Residents of the Morongo Basin live next to a world-renowned national park. The Basin is also home to the Marine Corps Air-Ground Combat Center, the largest Marine Corps base in the country. And around these two huge tracts of land live about 100,000 people. The Mojave Desert Land Trust, based in Joshua Tree, acquires, restores, and protects land from the Mexican border to Death Valley. Part of these land purchases are wildlife corridors, which gives wildlife room to roam, hunt, and breed. Managing editor Tami Roleff went on an aerial tour (provided by EcoFlight, a non-profit organization founded in 2002 to provide the unique aerial perspective to conservation work) of some of these wildlife corridors yesterday with the Land Trust, and says wildlife corridors are necessary for plants, animals, and people…
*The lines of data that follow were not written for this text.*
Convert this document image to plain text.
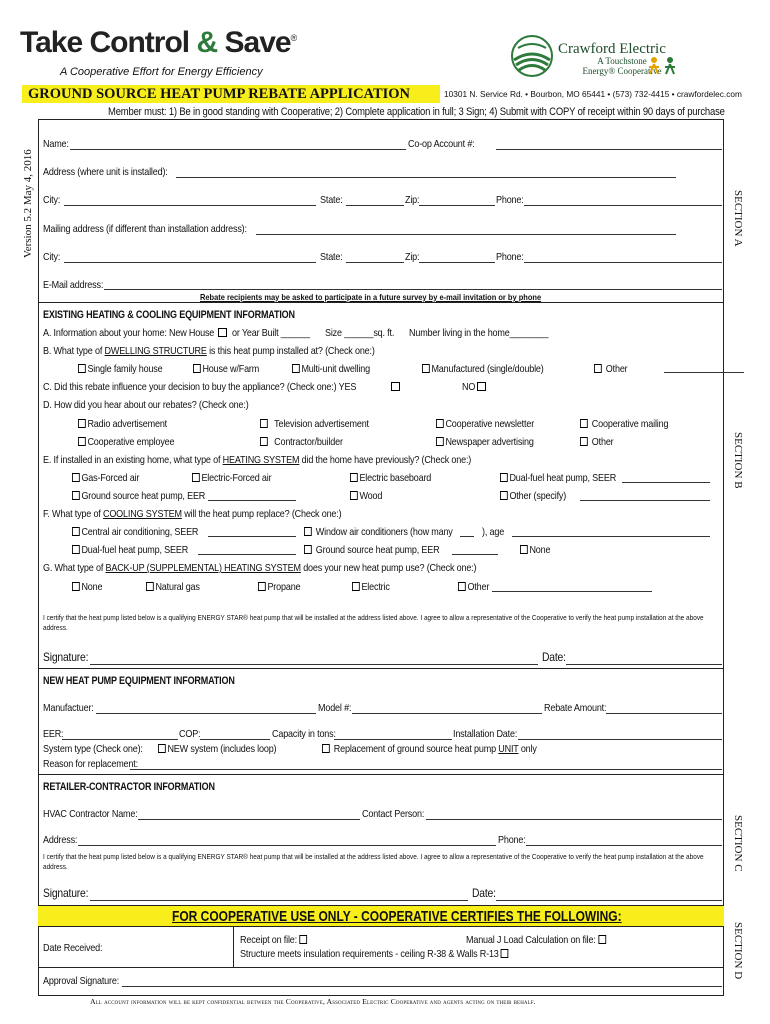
Take Control & Save®
A Cooperative Effort for Energy Efficiency
Crawford Electric
A Touchstone Energy® Cooperative
GROUND SOURCE HEAT PUMP REBATE APPLICATION	10301 N. Service Rd. • Bourbon, MO 65441 • (573) 732-4415 • crawfordelec.com
Member must: 1) Be in good standing with Cooperative; 2) Complete application in full; 3 Sign; 4) Submit with COPY of receipt within 90 days of purchase
Version 5.2 May 4, 2016	SECTION A
SECTION B
SECTION C
SECTION D
Name:	Co-op Account #:
Address (where unit is installed):
City:	State:	Zip:	Phone:
Mailing address (if different than installation address):
City:	State:	Zip:	Phone:
E-Mail address:
Rebate recipients may be asked to participate in a future survey by e-mail invitation or by phone
EXISTING HEATING & COOLING EQUIPMENT INFORMATION
A. Information about your home: New House or Year Built ______ Size ______sq. ft. Number living in the home________
B. What type of DWELLING STRUCTURE is this heat pump installed at? (Check one:)
Single family house	House w/Farm	Multi-unit dwelling	Manufactured (single/double)	Other
C. Did this rebate influence your decision to buy the appliance? (Check one:) YES	NO
D. How did you hear about our rebates? (Check one:)
Radio advertisement	Television advertisement	Cooperative newsletter	Cooperative mailing
Cooperative employee	Contractor/builder	Newspaper advertising	Other
E. If installed in an existing home, what type of HEATING SYSTEM did the home have previously? (Check one:)
Gas-Forced air	Electric-Forced air	Electric baseboard	Dual-fuel heat pump, SEER
Ground source heat pump, EER	Wood	Other (specify)
F. What type of COOLING SYSTEM will the heat pump replace? (Check one:)
Central air conditioning, SEER	Window air conditioners (how many	), age
Dual-fuel heat pump, SEER	Ground source heat pump, EER	None
G. What type of BACK-UP (SUPPLEMENTAL) HEATING SYSTEM does your new heat pump use? (Check one:)
None	Natural gas	Propane	Electric	Other
I certify that the heat pump listed below is a qualifying ENERGY STAR® heat pump that will be installed at the address listed above. I agree to allow a representative of the Cooperative to verify the heat pump installation at the above address.
Signature:	Date:
NEW HEAT PUMP EQUIPMENT INFORMATION
Manufactuer:	Model #:	Rebate Amount:
EER:	COP:	Capacity in tons:	Installation Date:
System type (Check one):	NEW system (includes loop)	Replacement of ground source heat pump UNIT only
Reason for replacement:
RETAILER-CONTRACTOR INFORMATION
HVAC Contractor Name:	Contact Person:
Address:	Phone:
I certify that the heat pump listed below is a qualifying ENERGY STAR® heat pump that will be installed at the address listed above. I agree to allow a representative of the Cooperative to verify the heat pump installation at the above address.
Signature:	Date:
FOR COOPERATIVE USE ONLY - COOPERATIVE CERTIFIES THE FOLLOWING:
Date Received:
Receipt on file:	Manual J Load Calculation on file:
Structure meets insulation requirements - ceiling R-38 & Walls R-13
Approval Signature:
All account information will be kept confidential between the Cooperative, Associated Electric Cooperative and agents acting on their behalf.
Jessica Dacey of the Mojave Desert Land Trust says the Land Trust has purchased nearly 6,500 acres in the Morongo Basin to be used as wildlife corridors.
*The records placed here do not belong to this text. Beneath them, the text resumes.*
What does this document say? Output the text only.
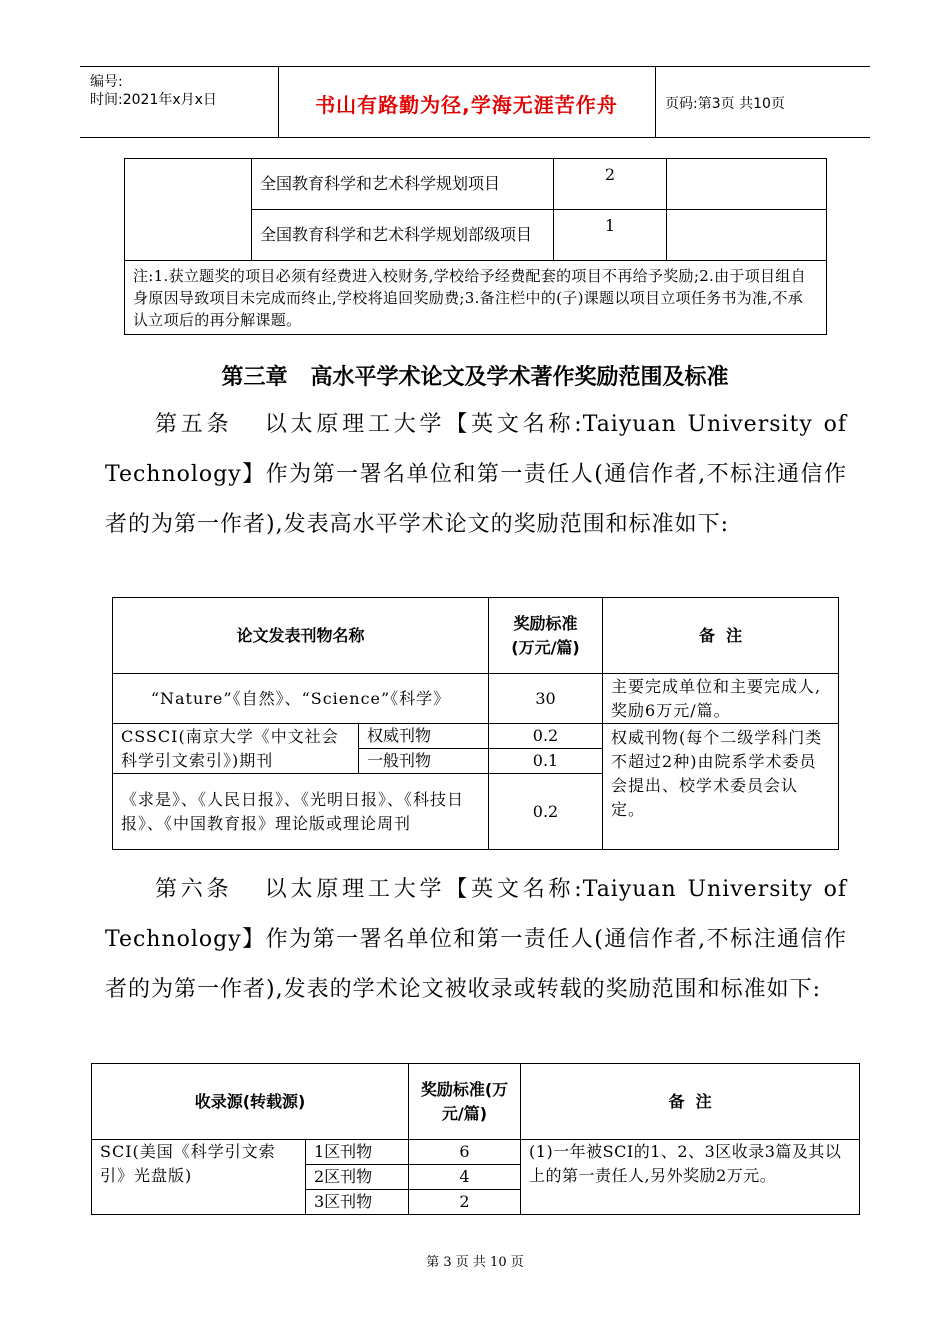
编号:
时间:2021年x月x日	书山有路勤为径,学海无涯苦作舟	页码:第3页 共10页
	全国教育科学和艺术科学规划项目	2	
	全国教育科学和艺术科学规划部级项目	1	
注:1.获立题奖的项目必须有经费进入校财务,学校给予经费配套的项目不再给予奖励;2.由于项目组自身原因导致项目未完成而终止,学校将追回奖励费;3.备注栏中的(子)课题以项目立项任务书为准,不承认立项后的再分解课题。			
第三章   高水平学术论文及学术著作奖励范围及标准
第五条   以太原理工大学【英文名称:Taiyuan University of Technology】作为第一署名单位和第一责任人(通信作者,不标注通信作者的为第一作者),发表高水平学术论文的奖励范围和标准如下:
论文发表刊物名称		奖励标准(万元/篇)	备  注
“Nature”《自然》、“Science”《科学》		30	主要完成单位和主要完成人,奖励6万元/篇。
CSSCI(南京大学《中文社会科学引文索引》)期刊	权威刊物	0.2	权威刊物(每个二级学科门类不超过2种)由院系学术委员会提出、校学术委员会认定。
	一般刊物	0.1	
《求是》、《人民日报》、《光明日报》、《科技日报》、《中国教育报》理论版或理论周刊		0.2	
第六条   以太原理工大学【英文名称:Taiyuan University of Technology】作为第一署名单位和第一责任人(通信作者,不标注通信作者的为第一作者),发表的学术论文被收录或转载的奖励范围和标准如下:
收录源(转载源)		奖励标准(万元/篇)	备  注
SCI(美国《科学引文索引》光盘版)	1区刊物	6	(1)一年被SCI的1、2、3区收录3篇及其以上的第一责任人,另外奖励2万元。
	2区刊物	4	
	3区刊物	2	
第 3 页 共 10 页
“Animals who live here, this is their highways. Wildlife corridors are natural highways.”

The corridors, which are a minimum of a mile wide, connect the park with the wide open spaces of the Marine base, and with the Sand to Snow and Castle Mountain National Monuments, and San Bernardino National Forest, among others.

“Wildlife corridors are one way of supporting every mission of different parties. The Marine base need wildlife corridors to act as a buffer…. Joshua Tree National Park needs wildlife corridors to help maintain the health of their animal and plant life, who need room to roam, to breed, to hunt. some species will travel up to 170 miles to breed.”

It’s not just wildlife who need the wildlife corridors, though. People like them too. “People who live in this area value dark skies, the nature and the clean air, treasure the national park.”